You may have heard of “investor-to-state dispute settlement,” or ISDS. Most people familiar with the term never heard it before the NAFTA debates of the early 1990s. NAFTA was the first so-called “free trade agreement” in which the United States included this provision, which gives foreign investors in the U.S. (and U.S. investors operating in foreign countries) the opportunity to skip traditional methods of complaining about laws and regulations they don’t like and sue nations directly in private arbitration tribunals made up of for-profit arbitrators rather than full-time judges. For example, if a foreign company operating in the U.S. wants to complain about a prohibition on the use of one of the company’s toxic products, that producer can skip state and federal courts, skip legislative hearings, skip the democratic process entirely and instead sue the United States government in a private, international panel that is not even required to consider the health and well-being of U.S. citizens protected by the prohibition.
Rather than promoting these agreements, as the U.S. does, South Africa has recently decided to stop the automatic renewal of these agreements, letting many of them expire. That’s a good thing, and a model the U.S. should follow. As Nobel-prize winning economist Joseph Stiglitz writes, these agreements “significantly inhibit the ability of developing countries’ governments to protect their environment from mining and other companies; their citizens from the tobacco companies that knowingly purvey a product that causes death and disease; and their economies from the ruinous financial products that played such a large role in the 2008 global financial crisis.”
Advocates of such agreements—such as the U.S. government—claim they are needed to protect property rights. But, Stiglitz points out, “countries like South Africa already have strong constitutional guarantees of property rights.” The U.S., too, already provides state-of-the-art property protections to all property owners foreign and domestic: It’s called the Fifth Amendment to the U.S. Constitution. Is there any reason—at all—to provide foreign firms with more property rights than America’s home-grown firms enjoy? In particular, is there a reason to include ISDS in the pending Trans Pacific Partnership (TPP) agreement?

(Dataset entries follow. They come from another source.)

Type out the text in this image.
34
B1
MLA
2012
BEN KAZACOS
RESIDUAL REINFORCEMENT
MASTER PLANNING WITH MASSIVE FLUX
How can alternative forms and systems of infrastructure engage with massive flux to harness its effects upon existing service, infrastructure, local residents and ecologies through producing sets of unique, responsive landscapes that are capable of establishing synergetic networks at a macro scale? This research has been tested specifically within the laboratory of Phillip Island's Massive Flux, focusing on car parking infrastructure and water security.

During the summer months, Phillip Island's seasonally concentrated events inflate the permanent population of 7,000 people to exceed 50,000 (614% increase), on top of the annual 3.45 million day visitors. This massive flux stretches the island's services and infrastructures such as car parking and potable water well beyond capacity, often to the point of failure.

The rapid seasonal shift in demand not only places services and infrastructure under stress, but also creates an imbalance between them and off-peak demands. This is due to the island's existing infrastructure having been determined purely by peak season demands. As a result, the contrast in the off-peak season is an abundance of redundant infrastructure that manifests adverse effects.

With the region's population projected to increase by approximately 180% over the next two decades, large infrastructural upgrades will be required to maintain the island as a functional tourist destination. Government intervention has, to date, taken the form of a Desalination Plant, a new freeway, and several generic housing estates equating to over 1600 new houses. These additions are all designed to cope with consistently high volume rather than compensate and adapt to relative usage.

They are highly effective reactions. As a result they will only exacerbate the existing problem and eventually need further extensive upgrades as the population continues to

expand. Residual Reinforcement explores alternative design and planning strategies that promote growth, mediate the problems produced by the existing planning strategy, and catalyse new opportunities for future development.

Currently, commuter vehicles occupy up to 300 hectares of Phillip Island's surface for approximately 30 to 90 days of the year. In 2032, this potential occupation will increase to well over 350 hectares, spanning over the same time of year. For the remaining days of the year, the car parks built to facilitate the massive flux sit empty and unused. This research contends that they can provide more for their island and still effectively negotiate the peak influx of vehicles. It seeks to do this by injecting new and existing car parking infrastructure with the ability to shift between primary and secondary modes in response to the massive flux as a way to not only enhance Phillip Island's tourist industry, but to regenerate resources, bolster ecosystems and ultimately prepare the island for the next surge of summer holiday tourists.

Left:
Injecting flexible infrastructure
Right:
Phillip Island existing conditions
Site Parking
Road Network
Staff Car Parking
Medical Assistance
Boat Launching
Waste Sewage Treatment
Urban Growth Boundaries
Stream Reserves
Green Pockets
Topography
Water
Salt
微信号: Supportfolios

If you can’t think of a reason, you’re not alone. As Stiglitz explains, “those supporting the investment agreements are not really concerned about protecting property rights, anyway. The real goal is to restrict governments’ ability to regulate and tax corporations—that is, to restrict their ability to impose responsibilities, not just uphold rights. Corporations are attempting to achieve by stealth—through secretly negotiated trade agreements—what they could not attain in an open political process.”
Perhaps the most important question is why the U.S. government wants to provide these extraordinary legal rights to U.S. firms who choose to invest abroad. Whose interests are advanced when U.S.-based firms have the right to bully developing country governments to get low taxes, low wages, low labor rights, low environmental protections and other forms of deregulation? Certainly not workers', either in the U.S. or abroad. Ask yourself, whose interests are being protected through ISDS? Then go teach someone else about it.